Lutry – Une partie du vignoble lutryen a vécu une folle semaine
Du 24 au 27 juin, les domaines du Chaney, du Clos-des-Cloîtres et de Bory ont accueilli la 9e édition de la Folle Semaine. Festival musical et artistique où le swing, le rockabilly, le Reggae, la folk, le funk, la musique du monde et tant d’autres styles musicaux font danser les vignes de Lavaux.

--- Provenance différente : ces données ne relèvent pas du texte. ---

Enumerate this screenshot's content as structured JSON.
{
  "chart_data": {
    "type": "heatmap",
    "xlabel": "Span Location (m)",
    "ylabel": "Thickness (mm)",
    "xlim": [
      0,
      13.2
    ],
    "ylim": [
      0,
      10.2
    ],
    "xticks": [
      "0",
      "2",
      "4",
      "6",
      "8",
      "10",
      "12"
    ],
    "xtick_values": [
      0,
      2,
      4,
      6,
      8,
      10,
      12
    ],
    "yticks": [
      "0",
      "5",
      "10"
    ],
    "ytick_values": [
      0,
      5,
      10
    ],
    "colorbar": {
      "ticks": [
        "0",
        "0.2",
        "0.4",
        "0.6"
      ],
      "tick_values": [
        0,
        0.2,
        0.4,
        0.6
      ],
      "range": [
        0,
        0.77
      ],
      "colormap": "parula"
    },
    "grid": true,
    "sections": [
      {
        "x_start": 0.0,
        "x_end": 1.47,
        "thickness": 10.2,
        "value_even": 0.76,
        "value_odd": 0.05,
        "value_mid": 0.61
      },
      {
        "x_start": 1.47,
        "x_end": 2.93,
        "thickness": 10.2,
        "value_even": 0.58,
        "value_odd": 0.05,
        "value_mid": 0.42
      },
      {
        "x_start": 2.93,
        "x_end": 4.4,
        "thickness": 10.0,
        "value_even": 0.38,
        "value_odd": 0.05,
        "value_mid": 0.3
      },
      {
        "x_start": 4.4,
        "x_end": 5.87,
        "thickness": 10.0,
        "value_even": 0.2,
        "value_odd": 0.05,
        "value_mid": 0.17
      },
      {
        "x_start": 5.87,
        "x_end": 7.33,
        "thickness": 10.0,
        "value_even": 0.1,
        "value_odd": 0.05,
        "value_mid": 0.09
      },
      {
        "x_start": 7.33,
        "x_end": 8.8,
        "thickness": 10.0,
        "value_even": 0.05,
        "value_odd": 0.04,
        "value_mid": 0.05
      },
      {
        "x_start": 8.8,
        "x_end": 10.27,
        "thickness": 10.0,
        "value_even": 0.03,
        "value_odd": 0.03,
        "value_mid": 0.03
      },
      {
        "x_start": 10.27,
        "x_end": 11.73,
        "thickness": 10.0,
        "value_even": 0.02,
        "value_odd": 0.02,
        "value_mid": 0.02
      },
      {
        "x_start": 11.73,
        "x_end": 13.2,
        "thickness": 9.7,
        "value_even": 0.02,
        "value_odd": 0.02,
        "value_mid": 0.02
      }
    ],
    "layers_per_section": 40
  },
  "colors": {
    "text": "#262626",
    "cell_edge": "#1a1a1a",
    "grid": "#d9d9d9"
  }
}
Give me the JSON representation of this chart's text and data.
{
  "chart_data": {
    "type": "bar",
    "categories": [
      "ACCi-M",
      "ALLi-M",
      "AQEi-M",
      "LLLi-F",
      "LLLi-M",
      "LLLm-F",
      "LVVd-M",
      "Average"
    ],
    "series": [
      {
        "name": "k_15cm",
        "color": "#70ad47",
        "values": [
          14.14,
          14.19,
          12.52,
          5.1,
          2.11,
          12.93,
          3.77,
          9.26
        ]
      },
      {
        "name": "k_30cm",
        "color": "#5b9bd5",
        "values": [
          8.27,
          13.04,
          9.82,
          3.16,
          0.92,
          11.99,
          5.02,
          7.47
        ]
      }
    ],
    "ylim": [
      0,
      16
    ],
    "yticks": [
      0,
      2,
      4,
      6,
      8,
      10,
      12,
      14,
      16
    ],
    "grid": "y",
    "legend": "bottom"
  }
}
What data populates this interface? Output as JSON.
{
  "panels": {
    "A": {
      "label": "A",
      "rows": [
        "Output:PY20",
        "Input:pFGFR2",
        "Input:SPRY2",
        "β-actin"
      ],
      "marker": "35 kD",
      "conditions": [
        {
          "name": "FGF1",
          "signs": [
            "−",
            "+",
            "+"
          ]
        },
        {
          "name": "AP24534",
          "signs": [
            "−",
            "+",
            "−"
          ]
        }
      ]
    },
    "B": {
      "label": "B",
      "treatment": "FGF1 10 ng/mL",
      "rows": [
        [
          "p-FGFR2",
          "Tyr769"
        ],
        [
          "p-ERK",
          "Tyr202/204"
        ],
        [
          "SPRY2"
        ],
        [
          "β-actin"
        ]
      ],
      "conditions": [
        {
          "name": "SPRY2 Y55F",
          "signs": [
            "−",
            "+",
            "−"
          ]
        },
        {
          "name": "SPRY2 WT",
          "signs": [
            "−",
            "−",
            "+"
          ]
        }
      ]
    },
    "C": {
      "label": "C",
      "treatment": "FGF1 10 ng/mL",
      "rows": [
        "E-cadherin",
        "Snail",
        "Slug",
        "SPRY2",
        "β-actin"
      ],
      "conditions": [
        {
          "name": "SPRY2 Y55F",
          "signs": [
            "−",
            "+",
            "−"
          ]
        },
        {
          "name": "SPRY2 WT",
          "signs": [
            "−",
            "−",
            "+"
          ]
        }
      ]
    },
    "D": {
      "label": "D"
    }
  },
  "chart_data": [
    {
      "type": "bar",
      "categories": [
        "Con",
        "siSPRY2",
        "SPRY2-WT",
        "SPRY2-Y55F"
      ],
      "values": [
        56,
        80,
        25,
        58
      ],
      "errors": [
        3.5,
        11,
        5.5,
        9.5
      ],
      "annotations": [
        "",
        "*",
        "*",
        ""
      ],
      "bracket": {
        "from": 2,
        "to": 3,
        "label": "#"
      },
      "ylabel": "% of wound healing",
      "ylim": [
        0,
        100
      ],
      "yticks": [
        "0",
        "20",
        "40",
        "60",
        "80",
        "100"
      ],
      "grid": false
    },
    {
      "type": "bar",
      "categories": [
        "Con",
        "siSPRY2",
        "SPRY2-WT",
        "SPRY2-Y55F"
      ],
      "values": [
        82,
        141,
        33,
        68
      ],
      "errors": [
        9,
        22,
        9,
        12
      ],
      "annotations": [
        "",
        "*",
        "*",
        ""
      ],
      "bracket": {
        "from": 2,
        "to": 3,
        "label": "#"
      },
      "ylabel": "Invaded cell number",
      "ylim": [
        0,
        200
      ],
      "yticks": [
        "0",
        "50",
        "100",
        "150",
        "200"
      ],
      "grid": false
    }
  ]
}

Texte et photos Justine Brand | Derrière les beaux événements, il y a souvent des histoires à raconter et de jolies anecdotes et la Folle Semaine ne déroge pas à cette règle. Tout commence en 2016 avec la rencontre entre Olivier Rouge, du Domaine de Bory et Yannick Cochand. Rapidement, les deux hommes s’entendent très bien et partagent l’amour de la musique, du théâtre et de la scénographie. « Avec Yannick, on aime les choses hors du temps et nous avons un vignoble et un paysage magnifiques, il faut profiter du coucher de soleil et de la vue sur le lac », mentionne Olivier Rouge, président de l’association de la Folle Semaine.
Puis Yannick Cochand fait la connaissance de Robins, Béninois qui travaille pour un vigneron de la région et donne des concerts sur les quais à Lutry avec la fanfare des Amis du Bénin. Les deux hommes sympathisent et Robins contacte Yannick lorsqu’une fanfare du Bénin se retrouve en Suisse, mais sans concert, à la suite d’une annulation. Il s’est avéré qu’il s’agissait du Gangbé Brass Band, le plus grand brass band du Bénin. « A partir de ce moment, une chaîne de solidarité s’est créée. Les artistes ont été logés chez Daniel Bülhmann, vigneron de la commune de Lutry. On s’est ensuite organisé pour monter un concert acoustique au Domaine de Bory. L’année suivante, on a fait un concert avec Patrick Cabré, mais cette fois-ci amplifié. C’était une forme éclatée du festival que l’on connaît aujourd’hui », explique Yannick Cochand.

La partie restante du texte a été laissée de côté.